They practically ran through a maze of buildings where students walked in and out of dormitories and gathered in groups on the lawn. Cars full of arriving students and their luggage jammed the courtyard. Finally, Sara led the group to a modern one-story building with a picture window, glass doors, and wings built out from both sides. A limestone porch with benches and potted gardenias surrounded the main entrance. An elegant bronze sign read, ‘Energy in the Age of Climate Change’.
Groups on the benches said hello to Sara and stared as they hurried by, practically running down a carpeted hallway to wooden double doors. A quiet living room spread out before them. Lamps on poles, couches and easy chairs, bookshelves, paintings, and a sideboard of refreshments were scattered around a wide area. Three men stood to greet them.
Sara took charge. “Professor Richardson, Evansville Record editor Freddy Baez, and assistant professor Henry Tims, this is Abby, Phoebe, and…” Sara waited for the name.
“Lluvia,” Abby told them. They shook hands.
“Call me Ricardo, please. We’re here to talk as equals. Can I get you some coffee, wine, tea, club soda?” The visitors asked for coffee, and Ricardo served them himself. 
Freddy showed them to a long couch with a coffee table, and looked at his watch. “Can we delay dinner half an hour at least?” he asked Ricardo. “We need the time.”
“Henry, see if they can give us until 7:30. Tell them we apologize, but it’s important.”
Ricardo Richardson, the host and head of the department, wore a dark tailored suit and a pale blue tie. He was tall and lean, in his forties, brown skinned, with black hair cut very short. A gold ring with a small blue stone glowed on his right ring finger. Freddy Baez did not seem to be concerned about his appearance. He looked just the same to Abby as he had appeared in Reverend Tuck’s office: balding, in his fifties, needing a haircut around the ears, a bit overweight, wearing a shabby pale suit with no tie. He sipped his wine and glanced around impatiently.
Henry Tims looked maybe 25 or 26 years old, very young for an assistant professor. He was short and light skinned, with wispy blond hair falling over his forehead, and a vulnerable baby face free of wrinkles. His jeans and pinstriped shirt were clean and ironed, giving him a bit of formality. 
“Yes, right away,” he said, and hurried out the door.
Abby and Phoebe were struggling to keep their eyes off the blue stone in Ricardo’s ring. It’s dreamstone, its dreamstone!Their thoughts were buzzing, and they met each other’s eyes with a look of elated recognition. Here’s someone on our side, they thought. Abby glanced at Lluvia and noticed her wide-eyed look. She knows.
Sara retreated to a corner of the room and made a quick phone call. She wore her usual uniform: STAFF tee shirt, jeans, and wide red headband. “Amy will be here in a minute,” she told them.
“Ah! Excellent.” Ricardo gave a sigh of relief. “Let me give all of you a chance to drink your coffee and relax.” He spoke slowly and gently, with the hint of a Spanish accent. “I want you to know how grateful we are to see you here on our home turf.

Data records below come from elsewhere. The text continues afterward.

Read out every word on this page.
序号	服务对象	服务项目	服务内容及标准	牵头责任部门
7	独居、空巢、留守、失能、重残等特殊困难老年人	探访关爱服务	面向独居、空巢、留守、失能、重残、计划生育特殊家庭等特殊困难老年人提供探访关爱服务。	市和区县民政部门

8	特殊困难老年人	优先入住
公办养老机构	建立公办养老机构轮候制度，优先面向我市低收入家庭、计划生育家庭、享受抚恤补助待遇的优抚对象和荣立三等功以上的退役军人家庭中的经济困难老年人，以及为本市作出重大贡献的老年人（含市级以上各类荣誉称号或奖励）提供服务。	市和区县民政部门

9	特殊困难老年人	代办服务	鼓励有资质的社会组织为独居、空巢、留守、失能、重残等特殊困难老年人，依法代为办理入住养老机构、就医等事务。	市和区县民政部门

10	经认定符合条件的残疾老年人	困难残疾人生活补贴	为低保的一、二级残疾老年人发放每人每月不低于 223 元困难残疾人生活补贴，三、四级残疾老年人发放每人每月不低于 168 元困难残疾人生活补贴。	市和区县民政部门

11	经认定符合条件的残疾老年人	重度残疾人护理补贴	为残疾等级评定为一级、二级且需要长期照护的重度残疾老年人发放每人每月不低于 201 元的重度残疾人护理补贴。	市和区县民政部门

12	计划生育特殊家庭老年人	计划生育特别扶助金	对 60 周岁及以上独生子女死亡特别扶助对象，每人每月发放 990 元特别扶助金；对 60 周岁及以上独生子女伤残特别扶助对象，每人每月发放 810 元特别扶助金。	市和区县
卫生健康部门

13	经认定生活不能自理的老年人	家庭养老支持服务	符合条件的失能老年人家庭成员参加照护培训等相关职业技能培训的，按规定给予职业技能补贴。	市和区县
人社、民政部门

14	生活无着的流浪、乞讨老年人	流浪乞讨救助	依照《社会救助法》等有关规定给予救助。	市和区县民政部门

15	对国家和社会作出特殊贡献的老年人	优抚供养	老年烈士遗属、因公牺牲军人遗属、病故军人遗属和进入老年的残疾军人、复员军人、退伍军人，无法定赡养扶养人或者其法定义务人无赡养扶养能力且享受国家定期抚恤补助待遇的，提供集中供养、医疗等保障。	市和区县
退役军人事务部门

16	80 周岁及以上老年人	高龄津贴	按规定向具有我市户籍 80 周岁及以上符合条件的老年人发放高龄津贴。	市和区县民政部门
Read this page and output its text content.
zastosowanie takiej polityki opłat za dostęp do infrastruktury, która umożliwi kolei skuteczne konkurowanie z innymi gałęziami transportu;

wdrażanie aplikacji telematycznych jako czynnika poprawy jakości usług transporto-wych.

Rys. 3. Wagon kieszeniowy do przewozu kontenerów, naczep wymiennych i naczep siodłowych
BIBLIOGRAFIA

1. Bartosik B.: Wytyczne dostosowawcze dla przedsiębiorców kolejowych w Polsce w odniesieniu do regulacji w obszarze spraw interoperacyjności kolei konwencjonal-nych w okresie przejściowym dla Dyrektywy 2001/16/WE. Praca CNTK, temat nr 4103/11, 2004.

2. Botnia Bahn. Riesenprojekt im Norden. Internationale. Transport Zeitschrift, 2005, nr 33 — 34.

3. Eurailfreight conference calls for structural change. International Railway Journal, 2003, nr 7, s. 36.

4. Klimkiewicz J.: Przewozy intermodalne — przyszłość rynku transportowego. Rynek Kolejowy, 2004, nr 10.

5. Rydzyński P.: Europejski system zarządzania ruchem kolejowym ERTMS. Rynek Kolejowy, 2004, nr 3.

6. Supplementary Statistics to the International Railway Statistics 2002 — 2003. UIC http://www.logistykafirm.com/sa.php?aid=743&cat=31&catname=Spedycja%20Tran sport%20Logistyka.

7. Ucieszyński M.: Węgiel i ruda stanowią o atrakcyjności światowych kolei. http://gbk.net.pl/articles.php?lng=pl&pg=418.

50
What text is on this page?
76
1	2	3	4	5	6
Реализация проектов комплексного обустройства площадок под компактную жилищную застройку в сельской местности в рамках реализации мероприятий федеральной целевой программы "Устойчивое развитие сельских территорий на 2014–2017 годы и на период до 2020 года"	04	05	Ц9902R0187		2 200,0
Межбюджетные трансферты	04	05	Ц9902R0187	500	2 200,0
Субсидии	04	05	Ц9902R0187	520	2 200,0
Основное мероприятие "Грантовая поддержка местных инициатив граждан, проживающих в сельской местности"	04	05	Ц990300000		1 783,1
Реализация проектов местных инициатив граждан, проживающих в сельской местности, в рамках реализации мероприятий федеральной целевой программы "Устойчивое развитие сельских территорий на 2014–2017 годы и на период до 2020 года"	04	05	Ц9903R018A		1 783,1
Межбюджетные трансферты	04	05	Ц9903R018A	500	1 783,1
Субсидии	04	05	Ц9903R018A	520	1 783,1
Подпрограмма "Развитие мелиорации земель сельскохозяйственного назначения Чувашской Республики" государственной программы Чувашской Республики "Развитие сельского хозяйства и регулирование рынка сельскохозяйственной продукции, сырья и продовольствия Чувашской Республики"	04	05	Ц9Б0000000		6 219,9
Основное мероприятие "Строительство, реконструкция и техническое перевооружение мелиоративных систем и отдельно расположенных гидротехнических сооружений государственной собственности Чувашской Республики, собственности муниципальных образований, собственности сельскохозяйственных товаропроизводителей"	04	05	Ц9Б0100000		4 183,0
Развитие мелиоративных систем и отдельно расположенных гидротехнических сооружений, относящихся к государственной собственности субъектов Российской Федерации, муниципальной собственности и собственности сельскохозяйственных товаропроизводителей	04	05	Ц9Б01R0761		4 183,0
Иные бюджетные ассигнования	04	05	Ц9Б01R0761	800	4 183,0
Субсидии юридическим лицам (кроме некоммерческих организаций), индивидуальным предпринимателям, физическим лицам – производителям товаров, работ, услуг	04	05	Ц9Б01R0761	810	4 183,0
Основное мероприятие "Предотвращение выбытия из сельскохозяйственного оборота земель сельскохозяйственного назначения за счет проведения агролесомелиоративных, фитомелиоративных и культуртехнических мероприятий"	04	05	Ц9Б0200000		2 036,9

It’s a tremendous favor. I know you’ve overcome obstacles to be here… you folks are under a microscope these days. But now we have a chance to put our minds together in hopes of a better future. This is a moment blessed by fate.”
Henry returned, nodded to Ricardo, and pulled up a chair.
“We’re just getting started,” his professor told him. He was silent for a minute as the young women drank coffee.
Well, well…thought Abby. Quite an introduction. She was determined to play her role with all the concentration at her command, and bring in Phoebe and Lluvia to offer all those things that she could not.
The door suddenly opened and Amy Zhi walked into the room. Sara hugged her, and introduced her to Lluvia and Phoebe. Amy waved to all and sat in an upholstered armchair to the side of the couch. Henry hurried to get her a cup of coffee. 
The professor met everyone’s eyes and began: “I think we’ve all done a good job of arranging this off-the-record meeting, and I think we can count on each other’s confidentiality.”
They nodded.
“Please bear with me while I give a brief description of our situation. We’ll be discussing renewable energy developments that are still in an early, fragile stage, but are becoming too prominent to ignore. As you know, tomorrow the Evansville Board of Trustees will be responding to our student/faculty declaration of climate change commitments. I realize that this document is technically open to change and negotiation. But most of us, including the trustees, are aware that we are drawing a red line, a firm position that we intend to implement with all the influence we can find.” 
He paused and drank from a glass of wine. “Okay, now here’s some news. We’ve obtained through the grapevine a summary of the trustees’ response. They will point out that not only our college, but also our city and state, are nowhere near ready to achieve %100 renewable energy. Therefore they – the trustees – will not promise to withdraw all fossil fuel related investments. They will say we are decades, thirty years at a minimum, from banishing fossil fuels from our economy. Therefore, they must continue to invest in enterprises that are currently essential to the welfare of our population, such as fossil fuel heat, transportation, electricity, fertilizer, plastic, and so on. We know that this argument is shared by many of the powers that be in our world, and could have merit, except that over the past thirty years they have done nothing except continue business as usual. And the business interests that the trustees represent have no wish to change, and are ignoring the perilous consequences of delay.”      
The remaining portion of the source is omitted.